ACCC alarmed by supermarket fuel discounts: Sims says profit margin on fuel being eroded by supermarket chains

ACCC chairman Rod Sims has intensified the pressure on Coles and Woolworths to stop offering hefty shopper-docket fuel discounts, which the regulator believes may be in breach of competition laws.

Speaking at the Australian Institute of Company Directors Leader’s Edge lunch, at which SmartCompany was in attendance, Sims said the fuel vouchers made it impossible for independent fuel stations to compete.

The ACCC has for some time raised concerns the supermarkets are using their market power in food and grocery sales to gain control over the Australian fuel market, leading to a lessening of competition and ultimately higher prices for consumers.

“If Coles and Woolworths want to offer their customers a discount, it should be off supermarket products, not petrol,” Sims said.

“The net profit margin on petrol is way below 8 cents,” he told journalists after the lunch. “If you keep running this thing out for [a] length of time, there will be the inevitable consequences.”

Sims said the regulator had been approached by independent fuel stations who said their willingness to enter and compete in the market had certainly diminished.

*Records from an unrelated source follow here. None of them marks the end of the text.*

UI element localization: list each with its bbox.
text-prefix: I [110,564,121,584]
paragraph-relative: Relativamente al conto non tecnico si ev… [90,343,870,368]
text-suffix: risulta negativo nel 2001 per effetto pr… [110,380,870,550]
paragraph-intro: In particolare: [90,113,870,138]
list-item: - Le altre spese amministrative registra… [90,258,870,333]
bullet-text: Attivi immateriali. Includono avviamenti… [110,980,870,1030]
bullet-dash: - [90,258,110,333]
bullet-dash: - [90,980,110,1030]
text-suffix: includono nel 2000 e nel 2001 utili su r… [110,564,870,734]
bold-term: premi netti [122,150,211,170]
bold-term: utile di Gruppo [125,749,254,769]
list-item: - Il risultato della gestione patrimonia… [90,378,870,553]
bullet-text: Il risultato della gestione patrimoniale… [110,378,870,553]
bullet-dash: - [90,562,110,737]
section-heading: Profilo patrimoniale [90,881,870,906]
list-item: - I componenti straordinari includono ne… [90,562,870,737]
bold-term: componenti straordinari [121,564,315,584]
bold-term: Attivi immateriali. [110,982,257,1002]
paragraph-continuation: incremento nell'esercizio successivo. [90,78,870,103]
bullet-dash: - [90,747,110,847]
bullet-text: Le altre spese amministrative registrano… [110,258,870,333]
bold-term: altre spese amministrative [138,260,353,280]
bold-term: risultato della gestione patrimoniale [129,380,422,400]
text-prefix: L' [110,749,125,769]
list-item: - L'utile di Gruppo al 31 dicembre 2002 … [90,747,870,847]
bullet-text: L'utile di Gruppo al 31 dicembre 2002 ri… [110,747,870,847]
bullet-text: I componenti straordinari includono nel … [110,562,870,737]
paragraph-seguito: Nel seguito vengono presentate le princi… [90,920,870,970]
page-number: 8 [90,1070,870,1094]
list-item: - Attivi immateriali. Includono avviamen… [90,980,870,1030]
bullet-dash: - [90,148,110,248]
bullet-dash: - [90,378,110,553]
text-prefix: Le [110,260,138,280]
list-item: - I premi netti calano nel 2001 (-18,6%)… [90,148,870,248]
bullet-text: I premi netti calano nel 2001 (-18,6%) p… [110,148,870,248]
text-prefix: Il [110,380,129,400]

The ACCC has been investigating the issue for some months, Sims said, and was further alarmed when last summer the base fuel discount rate reached 8 cents a litre, doubling the discount for a full five months. In some instances, shoppers at the major supermarkets are given vouchers rewarding them with 45 cents off per litre.

Sims said the fuel discounts could also significantly punish consumers who do not shop at Coles or Woolworths, and could lessen the competition on the un-subsidised price of petrol, because all the price-conscious consumers were likely to use discount vouchers.

“We’re in the middle of this investigation… But when the shopper dockets got up to 8 cents a litre for five months, I think it’s very clear that sort of behaviour is going to make it very hard for companies that aren’t getting their fuel sales subsidised by supermarkets. They’re going to find it very hard to compete.”

The ACCC is still some months off finalising its investigation into the use of fuel discounts. When that investigation is finished, it will be required to go to court if it is to secure an injunction on the supermarkets’ use of fuel discounts.

The peak motorists lobby, the Australian Automobile Association, welcomed Sims’ comments.

“The motoring clubs have been raising these concerns for some time, with clear evidence that independent service stations are struggling to compete on prices,” AAA chief Andrew McKellar said.

“Let’s not kid anyone, supermarkets are not offering fuel discounts as a measure of goodwill or charity, they will be making up the profit elsewhere in their business. Discounts of 40 cents per litre or more are unsustainable in the long term and will drive out retailers not linked to the supermarkets chains.”

The ACCC has several investigations currently running into the misuse of market power by the two supermarket giants, including one into their dealings with suppliers.